- Date: July 28 – August 3
- Edition: 25th
- Category: Tier II
- Draw: 48S / 16D
- Prize money: $1,000,000
- Surface: Hard / outdoor
- Location: San Diego, California, U.S.

Champions

Singles
- Justine Henin-Hardenne

Doubles
- Kim Clijsters / Ai Sugiyama
- ← 2002 · Southern California Open · 2004 →

= 2003 Acura Classic =

The 2003 Acura Classic was a women's tennis tournament played on outdoor hard courts in San Diego in the United States. It was part of Tier II of the 2003 WTA Tour.

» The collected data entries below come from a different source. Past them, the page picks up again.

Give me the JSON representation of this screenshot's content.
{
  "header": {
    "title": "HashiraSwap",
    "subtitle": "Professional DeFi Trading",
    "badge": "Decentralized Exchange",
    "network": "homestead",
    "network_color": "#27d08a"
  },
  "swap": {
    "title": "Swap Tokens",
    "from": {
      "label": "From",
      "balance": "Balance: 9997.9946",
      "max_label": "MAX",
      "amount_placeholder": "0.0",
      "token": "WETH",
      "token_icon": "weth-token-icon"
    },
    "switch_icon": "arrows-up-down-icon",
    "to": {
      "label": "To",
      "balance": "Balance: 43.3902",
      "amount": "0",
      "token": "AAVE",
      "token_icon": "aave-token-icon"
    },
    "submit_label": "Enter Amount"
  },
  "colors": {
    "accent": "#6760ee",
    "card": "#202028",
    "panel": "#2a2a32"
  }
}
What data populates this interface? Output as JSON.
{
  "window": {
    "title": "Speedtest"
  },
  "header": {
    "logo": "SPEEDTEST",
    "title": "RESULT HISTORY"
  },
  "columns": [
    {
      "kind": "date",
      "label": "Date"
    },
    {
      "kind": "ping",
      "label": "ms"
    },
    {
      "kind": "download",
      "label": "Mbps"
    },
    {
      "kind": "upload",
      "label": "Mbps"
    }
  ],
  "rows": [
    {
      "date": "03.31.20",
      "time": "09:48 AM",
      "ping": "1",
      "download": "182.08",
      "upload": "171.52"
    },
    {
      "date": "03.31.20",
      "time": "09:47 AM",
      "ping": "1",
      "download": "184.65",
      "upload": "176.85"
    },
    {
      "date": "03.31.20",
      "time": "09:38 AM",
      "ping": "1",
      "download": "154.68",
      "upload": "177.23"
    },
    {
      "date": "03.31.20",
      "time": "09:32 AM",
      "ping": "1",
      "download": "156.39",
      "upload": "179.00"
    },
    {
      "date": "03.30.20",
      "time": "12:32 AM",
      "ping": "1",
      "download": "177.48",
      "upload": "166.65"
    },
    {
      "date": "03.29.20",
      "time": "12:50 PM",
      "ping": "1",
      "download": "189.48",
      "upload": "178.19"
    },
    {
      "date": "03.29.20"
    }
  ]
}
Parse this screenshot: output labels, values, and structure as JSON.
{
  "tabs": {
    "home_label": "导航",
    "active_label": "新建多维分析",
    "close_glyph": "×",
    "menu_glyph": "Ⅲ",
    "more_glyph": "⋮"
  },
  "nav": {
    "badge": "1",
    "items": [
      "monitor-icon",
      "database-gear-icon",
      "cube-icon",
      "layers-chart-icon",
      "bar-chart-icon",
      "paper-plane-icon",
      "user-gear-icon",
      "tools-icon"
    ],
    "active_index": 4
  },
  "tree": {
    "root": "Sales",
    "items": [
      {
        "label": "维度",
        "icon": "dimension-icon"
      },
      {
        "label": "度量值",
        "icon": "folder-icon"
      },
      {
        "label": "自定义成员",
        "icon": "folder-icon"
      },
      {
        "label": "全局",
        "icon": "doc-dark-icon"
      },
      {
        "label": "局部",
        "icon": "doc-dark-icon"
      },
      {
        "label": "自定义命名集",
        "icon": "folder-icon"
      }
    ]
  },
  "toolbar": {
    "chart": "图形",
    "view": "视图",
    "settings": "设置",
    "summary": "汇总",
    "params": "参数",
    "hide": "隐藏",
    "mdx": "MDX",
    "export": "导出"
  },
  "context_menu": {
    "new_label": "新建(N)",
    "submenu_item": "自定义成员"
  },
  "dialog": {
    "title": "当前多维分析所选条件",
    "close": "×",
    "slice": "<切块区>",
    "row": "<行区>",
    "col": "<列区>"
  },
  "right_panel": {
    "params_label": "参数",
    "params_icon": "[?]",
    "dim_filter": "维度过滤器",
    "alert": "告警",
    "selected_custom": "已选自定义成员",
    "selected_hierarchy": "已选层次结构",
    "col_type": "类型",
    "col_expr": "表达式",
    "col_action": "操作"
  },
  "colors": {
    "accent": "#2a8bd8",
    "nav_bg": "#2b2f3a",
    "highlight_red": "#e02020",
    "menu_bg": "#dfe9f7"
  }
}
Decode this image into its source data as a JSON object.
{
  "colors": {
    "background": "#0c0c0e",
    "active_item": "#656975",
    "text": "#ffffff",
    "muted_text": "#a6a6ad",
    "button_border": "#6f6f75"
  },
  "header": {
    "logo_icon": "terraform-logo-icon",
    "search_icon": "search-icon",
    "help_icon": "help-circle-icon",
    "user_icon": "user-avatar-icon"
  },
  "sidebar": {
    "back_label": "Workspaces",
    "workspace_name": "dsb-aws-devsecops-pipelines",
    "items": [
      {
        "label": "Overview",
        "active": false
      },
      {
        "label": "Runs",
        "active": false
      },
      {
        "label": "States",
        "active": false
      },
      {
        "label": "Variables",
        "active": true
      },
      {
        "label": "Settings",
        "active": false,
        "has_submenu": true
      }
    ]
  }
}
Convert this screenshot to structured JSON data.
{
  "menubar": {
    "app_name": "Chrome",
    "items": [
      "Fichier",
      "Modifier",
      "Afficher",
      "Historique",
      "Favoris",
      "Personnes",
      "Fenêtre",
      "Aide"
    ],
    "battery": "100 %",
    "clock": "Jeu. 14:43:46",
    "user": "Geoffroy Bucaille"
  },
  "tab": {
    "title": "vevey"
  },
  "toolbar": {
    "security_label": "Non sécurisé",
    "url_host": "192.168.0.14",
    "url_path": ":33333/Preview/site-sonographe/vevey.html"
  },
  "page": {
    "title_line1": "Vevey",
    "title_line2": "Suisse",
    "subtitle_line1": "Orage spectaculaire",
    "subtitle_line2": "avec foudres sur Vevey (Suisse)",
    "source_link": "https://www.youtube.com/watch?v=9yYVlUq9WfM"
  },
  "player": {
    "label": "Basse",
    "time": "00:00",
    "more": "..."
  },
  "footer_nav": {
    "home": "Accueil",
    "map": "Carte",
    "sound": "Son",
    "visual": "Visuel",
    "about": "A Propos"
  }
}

It was the 25th edition of the tournament and was held from July 28 through August 3, 2003. Third-seeded Justine Henin-Hardenne won her third consecutive singles title at the event and earned $148,000 first-prize money as well as 220 ranking points.

==Finals==
===Singles===

BEL Justine Henin-Hardenne defeated BEL Kim Clijsters, 3–6, 6–2, 6–3
- It was Henin-Hardenne's 5th singles title of the year and the 11th of her career.

===Doubles===

BEL Kim Clijsters / JPN Ai Sugiyama defeated USA Lindsay Davenport / USA Lisa Raymond, 6–4, 7–5
- It was Clijsters's 6th title of the year and the 25th of her career. It was Sugiyama's 6th title of the year and the 30th of her career.